|
|
|
|
|
by jchw
1208 days ago
|
|
>ECC is error correcting. A bit gets flipped and it not only detects it but fixes it. Two bits get flipped and it can at least detect it and panic the machine immediately instead of corrupting your data. I did neglect to mention that ECC by-definition can correct errors, but I wonder if what's making people upset with my comment is the implication that ECC can't detect all errors. But it's true: ECC can't detect all bitflips, and in fact there's at least one study[1] that suggests quite a lot of memory errors go entirely undetected even with ECC. Silent corruption does in fact occur even with ECC and it may not even be particularly rare, even though it is rarer than typical single/double-bit flips. Of course, the majority of desktops use non-ECC RAM and it's mostly fine, so I assume this is only ever going to matter in production workloads, and exactly what impact it has is hard to gauge. [1]: https://pages.cs.wisc.edu/~remzi/Classes/739/Fall2018/Papers... |
|
Whereas without ECC you could have silent data corruption for years and only discover it after it gets severe enough to warrant a manual investigation, after the damage has already propagated to your backups.

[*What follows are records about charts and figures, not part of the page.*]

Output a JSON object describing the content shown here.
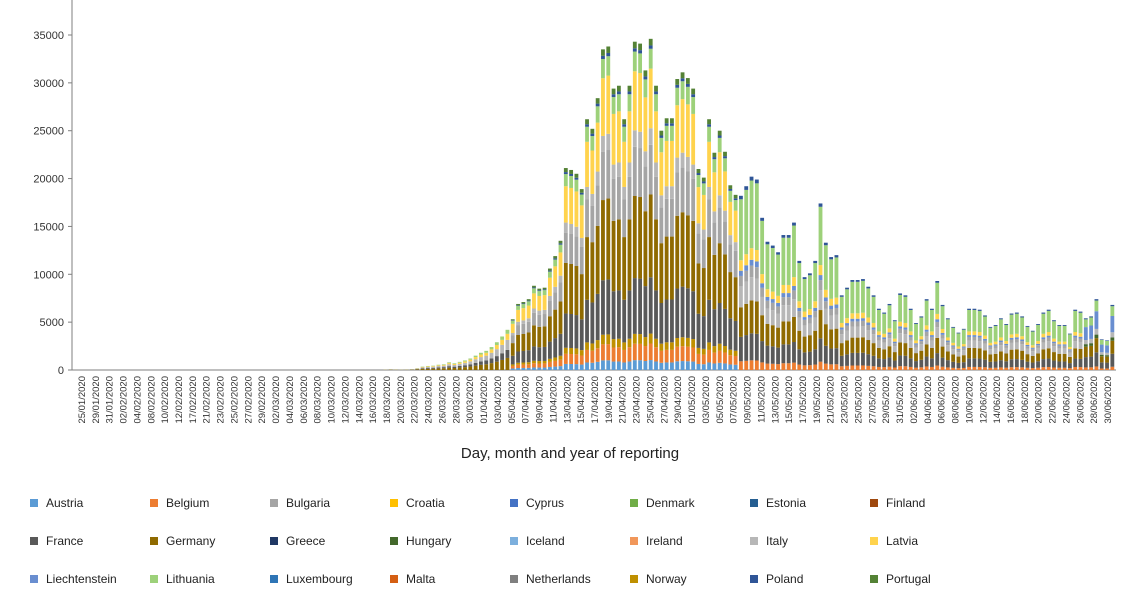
{
  "chart_data": {
    "type": "bar",
    "stacked": true,
    "xlabel": "Day, month and year of reporting",
    "ylabel": "",
    "ylim": [
      0,
      35000
    ],
    "yticks": [
      0,
      5000,
      10000,
      15000,
      20000,
      25000,
      30000,
      35000
    ],
    "x_tick_labels": [
      "25/01/2020",
      "29/01/2020",
      "31/01/2020",
      "02/02/2020",
      "04/02/2020",
      "08/02/2020",
      "10/02/2020",
      "12/02/2020",
      "17/02/2020",
      "21/02/2020",
      "23/02/2020",
      "25/02/2020",
      "27/02/2020",
      "29/02/2020",
      "02/03/2020",
      "04/03/2020",
      "06/03/2020",
      "08/03/2020",
      "10/03/2020",
      "12/03/2020",
      "14/03/2020",
      "16/03/2020",
      "18/03/2020",
      "20/03/2020",
      "22/03/2020",
      "24/03/2020",
      "26/03/2020",
      "28/03/2020",
      "30/03/2020",
      "01/04/2020",
      "03/04/2020",
      "05/04/2020",
      "07/04/2020",
      "09/04/2020",
      "11/04/2020",
      "13/04/2020",
      "15/04/2020",
      "17/04/2020",
      "19/04/2020",
      "21/04/2020",
      "23/04/2020",
      "25/04/2020",
      "27/04/2020",
      "29/04/2020",
      "01/05/2020",
      "03/05/2020",
      "05/05/2020",
      "07/05/2020",
      "09/05/2020",
      "11/05/2020",
      "13/05/2020",
      "15/05/2020",
      "17/05/2020",
      "19/05/2020",
      "21/05/2020",
      "23/05/2020",
      "25/05/2020",
      "27/05/2020",
      "29/05/2020",
      "31/05/2020",
      "02/06/2020",
      "04/06/2020",
      "06/06/2020",
      "08/06/2020",
      "10/06/2020",
      "12/06/2020",
      "14/06/2020",
      "16/06/2020",
      "18/06/2020",
      "20/06/2020",
      "22/06/2020",
      "24/06/2020",
      "26/06/2020",
      "28/06/2020",
      "30/06/2020"
    ],
    "totals": [
      0,
      0,
      0,
      0,
      0,
      0,
      0,
      0,
      0,
      0,
      0,
      0,
      0,
      0,
      0,
      0,
      0,
      0,
      0,
      0,
      0,
      0,
      0,
      0,
      0,
      0,
      0,
      0,
      0,
      0,
      0,
      0,
      0,
      0,
      0,
      0,
      0,
      0,
      0,
      0,
      0,
      0,
      0,
      0,
      0,
      0,
      0,
      0,
      0,
      0,
      0,
      0,
      0,
      0,
      0,
      0,
      0,
      0,
      50,
      80,
      60,
      40,
      60,
      90,
      200,
      350,
      420,
      450,
      550,
      600,
      800,
      700,
      850,
      1000,
      1200,
      1500,
      1800,
      2000,
      2400,
      2900,
      3500,
      4200,
      5300,
      6900,
      7100,
      7400,
      8800,
      8500,
      8600,
      10600,
      11900,
      13500,
      21100,
      20900,
      20500,
      18900,
      26200,
      25200,
      28400,
      33500,
      33800,
      29400,
      29700,
      26200,
      29700,
      34300,
      34100,
      31300,
      34600,
      29700,
      25000,
      26300,
      26300,
      30400,
      31100,
      30500,
      29400,
      21000,
      20100,
      26200,
      22700,
      25000,
      22800,
      19300,
      18300,
      18200,
      19200,
      20200,
      19900,
      15900,
      13400,
      13000,
      12300,
      14100,
      14100,
      15400,
      11400,
      9700,
      10100,
      11400,
      17400,
      13300,
      11800,
      12000,
      7800,
      8600,
      9400,
      9400,
      9500,
      8700,
      7800,
      6400,
      6000,
      6900,
      5200,
      8000,
      7800,
      6400,
      4900,
      5600,
      7400,
      6400,
      9300,
      6800,
      5400,
      4500,
      3900,
      4300,
      6400,
      6400,
      6300,
      5700,
      4500,
      4700,
      5400,
      4800,
      5900,
      6000,
      5600,
      4600,
      4100,
      4800,
      6000,
      6300,
      5200,
      4700,
      4700,
      3800,
      6300,
      6100,
      5400,
      5600,
      7400,
      3200,
      3100,
      6800
    ]
  },
  "legend": [
    {
      "label": "Austria",
      "color": "#5b9bd5"
    },
    {
      "label": "Belgium",
      "color": "#ed7d31"
    },
    {
      "label": "Bulgaria",
      "color": "#a5a5a5"
    },
    {
      "label": "Croatia",
      "color": "#ffc000"
    },
    {
      "label": "Cyprus",
      "color": "#4472c4"
    },
    {
      "label": "Denmark",
      "color": "#70ad47"
    },
    {
      "label": "Estonia",
      "color": "#255e91"
    },
    {
      "label": "Finland",
      "color": "#9e480e"
    },
    {
      "label": "France",
      "color": "#595959"
    },
    {
      "label": "Germany",
      "color": "#8f6a00"
    },
    {
      "label": "Greece",
      "color": "#203864"
    },
    {
      "label": "Hungary",
      "color": "#43682b"
    },
    {
      "label": "Iceland",
      "color": "#7cafdd"
    },
    {
      "label": "Ireland",
      "color": "#f1975a"
    },
    {
      "label": "Italy",
      "color": "#b7b7b7"
    },
    {
      "label": "Latvia",
      "color": "#ffd34d"
    },
    {
      "label": "Liechtenstein",
      "color": "#698ed0"
    },
    {
      "label": "Lithuania",
      "color": "#9dd17a"
    },
    {
      "label": "Luxembourg",
      "color": "#2e75b6"
    },
    {
      "label": "Malta",
      "color": "#d55f13"
    },
    {
      "label": "Netherlands",
      "color": "#7f7f7f"
    },
    {
      "label": "Norway",
      "color": "#bf9000"
    },
    {
      "label": "Poland",
      "color": "#2f5597"
    },
    {
      "label": "Portugal",
      "color": "#548235"
    }
  ]
}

> Of course, the majority of desktops use non-ECC RAM and it's mostly fine, so I assume this is only ever going to matter in production workloads, and exactly what impact it has is hard to gauge.
There are two reasons it's useful. One is the cosmic ray random bit flip that happens even to hardware in good condition, and then ECC can usually detect and correct it, but that's less common and more important for production workloads.
The other is, your hardware is experiencing a higher than average number of random bit flips, and then ECC gives you immediate notice when this starts happening instead of letting it sow chaos until something crashes so hard you take notice.